Fast jeden Tag nimmt sich ein Mensch auf dem Netz der SBB das Leben.
Nun geht die SBB in die Offensive, um die Zahl der Schienensuizide zu verringern.
Es ist eine traurige Statistik: 140 vollendete Schienensuizide musste die SBB vergangenes Jahr verzeichnen.
Bei 90 weiteren blieb es beim Versuch – oft mit schweren Folgen.
Viele dieser Personen erlitten schwerste Verletzungen, unter denen sie ihr Leben lang leiden.
Während die Zahlen bei anderen Suizidarten rückgängig sind, nehmen Fälle von Schienensuizid zu.
Ein Schienensuizid ist nicht nur für die Angehörigen schlimm, sondern für alle Rettungskräfte und Beteiligten der SBB
– allen voran die Lokführer, wie SBB-Chef Andreas Meyer an einer Fachtagung in Bern sagte: «Es gibt Lokführer, die damit nicht fertig werden.
Deren Leben wird dadurch komplett umgekrempelt.» Einige müssten sich danach eine andere Betätigung suchen.
Die Lokführer, die im Beruf bleiben – die das Trauma bewältigen – sind gezeichnet: «Bei jedem fährt danach die Angst mit.»
Patrouillen und bauliche Massnahmen
Das sensible Thema will die SBB verstärkt angehen und versuchen, so viel Suizide wie möglich zu verhindern.
Hotspots, wo viele Lebensmüde vor den Zug springen, gebe es nicht.
Meyer: «Wenn wir merken, dass ein Ort plötzlich auffällig wird, verstärken wir dort die baulichen Massnahmen.»
Hans Vogt, Leiter Sicherheit bei der SBB, beschreibt die drei Schwerpunkte bei der Thematik: Prävention, Intervention, Care.
Vorbeugen, bewältigen und verarbeiten. Dabei greift die SBB zu verschiedenen Massnahmen:
Patrouillen an Bahnhöfen sollen sensibilisiert sein und ein geschultes Auge haben.
Tafeln mit der Nummer der dargebotenen Hand werden installiert – und nicht zuletzt bauliche Massnahmen, um den Zugang zu den Gleisen zu erschweren.
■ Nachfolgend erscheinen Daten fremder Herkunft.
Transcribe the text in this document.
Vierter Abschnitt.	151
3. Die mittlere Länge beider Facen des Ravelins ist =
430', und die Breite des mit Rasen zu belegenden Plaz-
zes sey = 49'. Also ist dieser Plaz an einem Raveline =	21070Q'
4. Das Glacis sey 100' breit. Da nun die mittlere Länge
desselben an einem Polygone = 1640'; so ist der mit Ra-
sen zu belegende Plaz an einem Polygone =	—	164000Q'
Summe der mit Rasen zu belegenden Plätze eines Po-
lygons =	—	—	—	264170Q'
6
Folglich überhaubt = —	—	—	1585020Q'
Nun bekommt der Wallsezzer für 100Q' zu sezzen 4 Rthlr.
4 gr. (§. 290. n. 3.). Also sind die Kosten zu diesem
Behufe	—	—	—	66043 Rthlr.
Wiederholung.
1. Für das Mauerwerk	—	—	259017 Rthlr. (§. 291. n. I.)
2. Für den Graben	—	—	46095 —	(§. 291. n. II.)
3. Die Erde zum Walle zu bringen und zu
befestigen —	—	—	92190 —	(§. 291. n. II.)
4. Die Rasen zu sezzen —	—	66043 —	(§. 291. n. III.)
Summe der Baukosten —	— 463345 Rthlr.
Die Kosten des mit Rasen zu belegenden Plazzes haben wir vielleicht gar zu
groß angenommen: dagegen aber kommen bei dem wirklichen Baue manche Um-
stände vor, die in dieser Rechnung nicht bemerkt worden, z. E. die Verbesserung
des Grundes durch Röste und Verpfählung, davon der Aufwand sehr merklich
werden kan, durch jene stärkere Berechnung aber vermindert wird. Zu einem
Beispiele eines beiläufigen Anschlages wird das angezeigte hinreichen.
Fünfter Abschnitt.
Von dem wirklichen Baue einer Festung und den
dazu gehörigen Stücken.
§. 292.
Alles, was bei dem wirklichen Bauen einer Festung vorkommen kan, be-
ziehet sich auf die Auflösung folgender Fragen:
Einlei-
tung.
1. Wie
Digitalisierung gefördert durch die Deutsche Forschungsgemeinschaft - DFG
Doch Vogt sagt auch: «Wir haben 3000 Kilometer Netz, das frei zugänglich ist. Die Lokführer sind hilflos: Ein Suizid kann überall passieren.»
Mitarbeiter schulen
Dennoch gibt die SBB nicht kampflos auf: So will sie 10'000 Mitarbeiter bis 2016 schulen, bei Alarmzeichen auf Personen zuzugehen und sie anzusprechen.
Dies werde in die Ausbildung der Mitarbeitenden einfliessen. Andreas Meyer appelliert auch an die Kunden:
«Wenn man Menschen in Not sieht, kann es viel helfen, diese anzusprechen.»
Suizidforscher Thomas Reisch bestätigt: «Studien haben gezeigt, dass sich vom Suizid abgehaltene Personen nicht eine andere Methode suchen.»
Die Person befinde sich in diesem Moment in einem Ausnahmezustand.
Dabei stützt er sich auf eine Studie zur Golden Gate Bridge in San Francisco, wo von 515 zurückgehaltenen Personen, die Suizid begehen wollten,
sich danach nur noch fünf Prozent das Leben genommen hätten. Das mache Hoffnung. Reisch: «Jeder verhinderte Suizid kann ein Leben retten.»